Там, в песке, недостижимые, остались яблоки того года.

Дед пытался воплотить на своем участке идеал его юности – показательный огород-парк, наполненный гипсовыми пионерами и байдарочницами. Он сажал картошку, и в детстве я часами блуждал среди ботвы.

Там жарким летом мне достался свой Траур, скорбное лицо деда и протяжная музыка из радиоприемника – хоронили космонавтов.

Существовали тогда особые запахи.

Дед мой появлялся на изгибе дачной дороги с двумя сумками. Одна пахла продуктами – колбасой, молоком, свежим хлебом.

Из другой доносился запах типографской краски, свежего партийного слова, “Правды” и “Известий”.

Запах яблонь встречал эти запахи у калитки и, вплетаясь в них, существовал согласно.

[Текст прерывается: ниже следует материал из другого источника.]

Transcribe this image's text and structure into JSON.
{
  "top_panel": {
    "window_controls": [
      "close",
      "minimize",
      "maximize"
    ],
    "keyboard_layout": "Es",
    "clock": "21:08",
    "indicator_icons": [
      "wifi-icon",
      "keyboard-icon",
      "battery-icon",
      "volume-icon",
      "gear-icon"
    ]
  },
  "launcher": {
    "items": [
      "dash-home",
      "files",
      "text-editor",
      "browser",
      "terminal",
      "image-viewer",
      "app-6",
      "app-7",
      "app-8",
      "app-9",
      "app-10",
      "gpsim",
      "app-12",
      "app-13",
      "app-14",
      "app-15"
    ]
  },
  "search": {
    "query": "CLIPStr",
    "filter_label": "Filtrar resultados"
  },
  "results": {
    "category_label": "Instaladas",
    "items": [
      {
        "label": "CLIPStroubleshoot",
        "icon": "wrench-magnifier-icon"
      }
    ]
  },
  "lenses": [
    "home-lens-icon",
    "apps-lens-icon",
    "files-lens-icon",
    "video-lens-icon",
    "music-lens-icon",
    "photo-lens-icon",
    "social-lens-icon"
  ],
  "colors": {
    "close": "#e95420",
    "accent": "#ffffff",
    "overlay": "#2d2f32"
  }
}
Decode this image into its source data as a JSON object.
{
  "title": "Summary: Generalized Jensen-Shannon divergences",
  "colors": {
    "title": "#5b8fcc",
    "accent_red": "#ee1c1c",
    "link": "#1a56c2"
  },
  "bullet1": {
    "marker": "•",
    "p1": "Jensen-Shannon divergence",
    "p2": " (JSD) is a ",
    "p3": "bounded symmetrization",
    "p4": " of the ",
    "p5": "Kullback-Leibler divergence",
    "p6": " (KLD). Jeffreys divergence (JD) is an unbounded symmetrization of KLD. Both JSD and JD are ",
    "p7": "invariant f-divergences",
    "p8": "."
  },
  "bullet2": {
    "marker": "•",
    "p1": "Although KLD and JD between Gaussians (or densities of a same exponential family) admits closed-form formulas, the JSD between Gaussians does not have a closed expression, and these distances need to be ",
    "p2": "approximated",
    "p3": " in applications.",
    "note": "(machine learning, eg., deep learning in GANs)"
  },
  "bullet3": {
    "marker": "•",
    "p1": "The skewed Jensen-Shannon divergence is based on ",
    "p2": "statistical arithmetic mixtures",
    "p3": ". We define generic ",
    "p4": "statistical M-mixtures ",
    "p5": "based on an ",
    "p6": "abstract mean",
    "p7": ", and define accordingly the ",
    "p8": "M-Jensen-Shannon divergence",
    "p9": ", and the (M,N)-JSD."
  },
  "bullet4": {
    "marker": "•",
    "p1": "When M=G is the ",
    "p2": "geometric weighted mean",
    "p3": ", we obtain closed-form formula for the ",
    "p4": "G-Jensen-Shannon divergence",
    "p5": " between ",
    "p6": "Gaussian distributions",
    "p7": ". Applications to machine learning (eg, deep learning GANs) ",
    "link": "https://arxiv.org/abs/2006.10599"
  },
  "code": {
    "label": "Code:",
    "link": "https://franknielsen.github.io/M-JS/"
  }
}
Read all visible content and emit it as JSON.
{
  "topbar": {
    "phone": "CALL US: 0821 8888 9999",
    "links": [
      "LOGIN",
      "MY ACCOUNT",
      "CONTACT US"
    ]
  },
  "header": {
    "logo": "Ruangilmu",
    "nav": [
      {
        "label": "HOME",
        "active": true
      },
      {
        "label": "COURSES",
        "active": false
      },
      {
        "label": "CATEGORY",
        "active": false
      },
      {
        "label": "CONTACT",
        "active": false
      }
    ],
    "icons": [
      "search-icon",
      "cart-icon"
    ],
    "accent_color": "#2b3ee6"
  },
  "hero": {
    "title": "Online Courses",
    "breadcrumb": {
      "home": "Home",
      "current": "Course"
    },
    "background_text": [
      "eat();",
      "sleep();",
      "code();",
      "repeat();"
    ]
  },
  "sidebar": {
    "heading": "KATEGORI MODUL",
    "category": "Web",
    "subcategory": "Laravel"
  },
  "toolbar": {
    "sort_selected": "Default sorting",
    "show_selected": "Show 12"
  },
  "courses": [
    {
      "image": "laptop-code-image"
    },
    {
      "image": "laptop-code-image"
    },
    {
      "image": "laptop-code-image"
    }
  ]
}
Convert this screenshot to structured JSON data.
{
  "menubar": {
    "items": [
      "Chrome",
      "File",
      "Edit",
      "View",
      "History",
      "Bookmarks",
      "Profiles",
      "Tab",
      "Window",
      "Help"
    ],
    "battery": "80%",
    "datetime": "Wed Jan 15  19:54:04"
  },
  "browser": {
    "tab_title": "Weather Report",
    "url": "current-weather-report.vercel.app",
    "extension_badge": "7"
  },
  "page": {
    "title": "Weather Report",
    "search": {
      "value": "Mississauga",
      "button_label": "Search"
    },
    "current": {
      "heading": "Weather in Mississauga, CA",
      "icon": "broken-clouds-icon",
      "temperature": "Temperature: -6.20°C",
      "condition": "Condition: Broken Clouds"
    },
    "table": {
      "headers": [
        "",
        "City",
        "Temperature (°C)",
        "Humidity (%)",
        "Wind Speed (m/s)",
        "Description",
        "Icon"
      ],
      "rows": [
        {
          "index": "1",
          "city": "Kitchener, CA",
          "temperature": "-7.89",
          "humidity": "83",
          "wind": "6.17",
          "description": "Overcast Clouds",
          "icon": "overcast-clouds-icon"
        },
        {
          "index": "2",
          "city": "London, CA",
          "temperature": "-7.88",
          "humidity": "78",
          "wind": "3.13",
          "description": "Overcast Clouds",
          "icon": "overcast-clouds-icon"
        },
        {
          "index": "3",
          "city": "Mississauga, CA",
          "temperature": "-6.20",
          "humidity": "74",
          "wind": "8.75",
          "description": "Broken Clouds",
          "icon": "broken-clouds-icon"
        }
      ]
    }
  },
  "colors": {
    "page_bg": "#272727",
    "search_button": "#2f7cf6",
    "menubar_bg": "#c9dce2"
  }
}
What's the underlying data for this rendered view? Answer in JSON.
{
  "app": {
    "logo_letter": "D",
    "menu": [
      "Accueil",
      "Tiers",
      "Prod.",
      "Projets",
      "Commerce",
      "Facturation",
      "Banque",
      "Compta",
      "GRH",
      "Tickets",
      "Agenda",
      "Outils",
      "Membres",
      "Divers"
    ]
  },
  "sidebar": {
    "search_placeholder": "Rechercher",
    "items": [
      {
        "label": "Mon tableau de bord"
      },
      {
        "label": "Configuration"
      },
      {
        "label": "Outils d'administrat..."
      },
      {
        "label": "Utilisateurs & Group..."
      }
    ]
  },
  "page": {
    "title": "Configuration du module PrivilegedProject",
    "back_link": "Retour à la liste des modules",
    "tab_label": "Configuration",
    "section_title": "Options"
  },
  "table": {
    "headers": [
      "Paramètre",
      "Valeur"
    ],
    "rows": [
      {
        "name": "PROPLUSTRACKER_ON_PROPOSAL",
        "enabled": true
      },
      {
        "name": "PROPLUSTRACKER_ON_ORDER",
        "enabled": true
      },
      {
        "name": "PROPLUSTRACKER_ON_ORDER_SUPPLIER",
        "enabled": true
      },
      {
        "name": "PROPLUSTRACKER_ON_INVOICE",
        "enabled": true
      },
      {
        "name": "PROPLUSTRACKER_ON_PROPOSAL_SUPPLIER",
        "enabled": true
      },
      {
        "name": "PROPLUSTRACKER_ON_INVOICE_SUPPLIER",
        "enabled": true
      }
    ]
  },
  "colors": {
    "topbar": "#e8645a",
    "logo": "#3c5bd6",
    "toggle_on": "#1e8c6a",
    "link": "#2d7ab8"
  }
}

Осенью, когда близился поздний отъезд в страну магазинов, мы разбирали сарайчик и навешивали сборные щиты, из которых он состоял, на окна нашего домика.

Это было ритуальным действом, защитой от хулиганов, воров и прочей зимней напасти, и происходило оно под тягучий звук далекого самолета, звук, который означал конец лета.

Я боялся этого звука.

Потом мне уже самому приходилось заезжать на дачу, чтобы привести в город бабушкины простыни и захватить из ящиков в доме яблоки. Тогда, снова надев на себя станковый рюкзак, я выходил рано утром из дома и ехал в метро, изучая прохожих.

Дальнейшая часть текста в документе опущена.